Thenceforth, the Deans in the Islands were appointed by the English Crown. But Elizabeth's reign also marked the beginning of the only period in its history when the functions of the Ecclesiastical Court were suspended. Calvinism had taken firm root in the Islands, and Calvinist church government had no place for the Court, whose functions were suspended and only resumed in 1662 with the restoration of King Charles II.

The duties and functions of the Court prior to the late nineteenth century were much more varied than today. It dealt, among other things, with:

•     the licensing of school masters;
•     the legal separation of spouses;
•     the proving of Wills and the issuing of Letters of Administration in deceased Estates;
•     the granting of Faculties for alterations to consecrated land and buildings;
•     the issuing of marriage licences for marriages without Banns; and,
•     a whole range of ecclesiastical offences such as drunkenness in church, idolatry, blasphemy, failure to attend church, sorcery, heresy, adultery and so forth, for which it had the power to impose quite severe punishments.

The modern Court has of course lost many of these functions: the States now deals with our schools; the Royal Court has jurisdiction over the dissolution of marriage; and people are no longer punished for the old offences of sorcery and the like.

Current Functions
But the Court has managed to retain three of the functions which it has always had, namely:  the proving of Wills and the issuing of Letters of Administration in deceased Estates; the granting of marriage licences; and, the issuing of faculties - and in this respect it is now unique in the world. In France the Courts disappeared altogether with the Revolution in 1789; in England, though they still exist, their probate functions were incorporated into the civil court system in the 1850s, and the same happened in Jersey 60 or so years ago.
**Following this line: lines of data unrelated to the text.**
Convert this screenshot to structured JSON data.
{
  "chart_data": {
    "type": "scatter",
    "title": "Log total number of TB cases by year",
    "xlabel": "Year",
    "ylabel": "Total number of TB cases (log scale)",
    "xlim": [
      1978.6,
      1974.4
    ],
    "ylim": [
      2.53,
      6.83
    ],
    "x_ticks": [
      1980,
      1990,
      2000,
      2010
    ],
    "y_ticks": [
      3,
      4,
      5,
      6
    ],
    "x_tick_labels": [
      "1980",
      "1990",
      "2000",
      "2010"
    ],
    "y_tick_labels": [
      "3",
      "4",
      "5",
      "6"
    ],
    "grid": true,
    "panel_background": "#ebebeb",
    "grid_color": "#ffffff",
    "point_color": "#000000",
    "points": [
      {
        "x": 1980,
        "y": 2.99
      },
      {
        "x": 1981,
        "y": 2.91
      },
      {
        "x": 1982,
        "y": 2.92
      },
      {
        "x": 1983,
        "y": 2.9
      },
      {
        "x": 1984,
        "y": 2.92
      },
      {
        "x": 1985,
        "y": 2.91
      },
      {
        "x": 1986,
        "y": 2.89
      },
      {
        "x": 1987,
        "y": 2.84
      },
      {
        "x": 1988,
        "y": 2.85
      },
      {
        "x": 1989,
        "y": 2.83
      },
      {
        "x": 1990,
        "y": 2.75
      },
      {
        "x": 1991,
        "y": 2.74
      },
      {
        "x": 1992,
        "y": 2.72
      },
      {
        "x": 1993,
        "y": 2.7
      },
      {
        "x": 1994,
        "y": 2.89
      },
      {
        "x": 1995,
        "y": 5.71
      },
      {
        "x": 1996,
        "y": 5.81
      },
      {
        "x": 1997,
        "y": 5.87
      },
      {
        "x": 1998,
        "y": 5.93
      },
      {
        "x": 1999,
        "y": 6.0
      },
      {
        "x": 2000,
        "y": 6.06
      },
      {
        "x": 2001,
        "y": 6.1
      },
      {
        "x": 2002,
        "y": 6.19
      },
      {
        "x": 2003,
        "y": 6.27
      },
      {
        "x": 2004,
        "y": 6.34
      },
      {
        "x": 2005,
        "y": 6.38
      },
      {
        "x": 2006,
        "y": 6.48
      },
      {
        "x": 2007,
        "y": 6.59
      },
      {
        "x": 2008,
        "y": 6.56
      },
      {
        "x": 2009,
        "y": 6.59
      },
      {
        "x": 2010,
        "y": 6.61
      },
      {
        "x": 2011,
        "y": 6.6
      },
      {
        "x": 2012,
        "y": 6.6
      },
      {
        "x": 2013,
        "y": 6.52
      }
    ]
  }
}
It is with the proving of Wills and the granting of Letters of Administration in deceased Estates that most of the modern Court's work is now concerned. Several hundred such Grants - known generically as Grants of Representation - are issued each year. The Ecclesiastical Court, like the Royal Court, is a court of record, which means that all Grants of Representation must not only be prepared for issue in original form to the applicants, but also that they must be copied and indexed for the Court's own records and for the public record held at the Guernsey Greffe.

Court sittings are held each Friday (except Good Friday and the Friday closest to Christmas Day) and are usually presided over by the Dean or, in his absence, by one of several Commissaries-Delegates. The Dean acts under a Commission from the Bishop of Winchester, so when presiding at Court he is properly styled "Commissary". The Dean is always also the Rector of one of the ten ancient Parishes of Guernsey, which is a Crown appointment. The Commissaries-Delegate, appointed by the Dean, are the two Vice-Deans (senior clergy who are incumbents of other Guernsey Parishes, though not necessarily the ancient ones), and one or two retired members of the clergy. Although the Court has now (since 1994) lost its jurisdiction to hear disputed probate cases, it can still adjudicate upon contested faculty applications. If necessary the Dean can convene a Court which includes one or more of the other clergy sitting with him, and Advocates of the Royal Court representing the opposing parties can be sworn as Proctors.

The Court is run on a daily basis by a Registrar (or Greffier), assisted by three staff. The Registrar is appointed by the Dean and in modern times has usually been an Advocate of the Royal Court. The current Registrar has held this post since 1989. The Registrar also assists the Dean on a variety of issues, as well as with formulating policy and guidance notes for the clergy on matters such as the faculty jurisdiction.

Why should we keep the Court?  A committee of the States investigated this question between 1979 and 1985, and its report accepted that the Court was doing a job which had to be done by somebody; it was doing that job in an efficient and cost-effective way; and it concluded that "the fact that the system is an anachronism is not of itself a reason for change".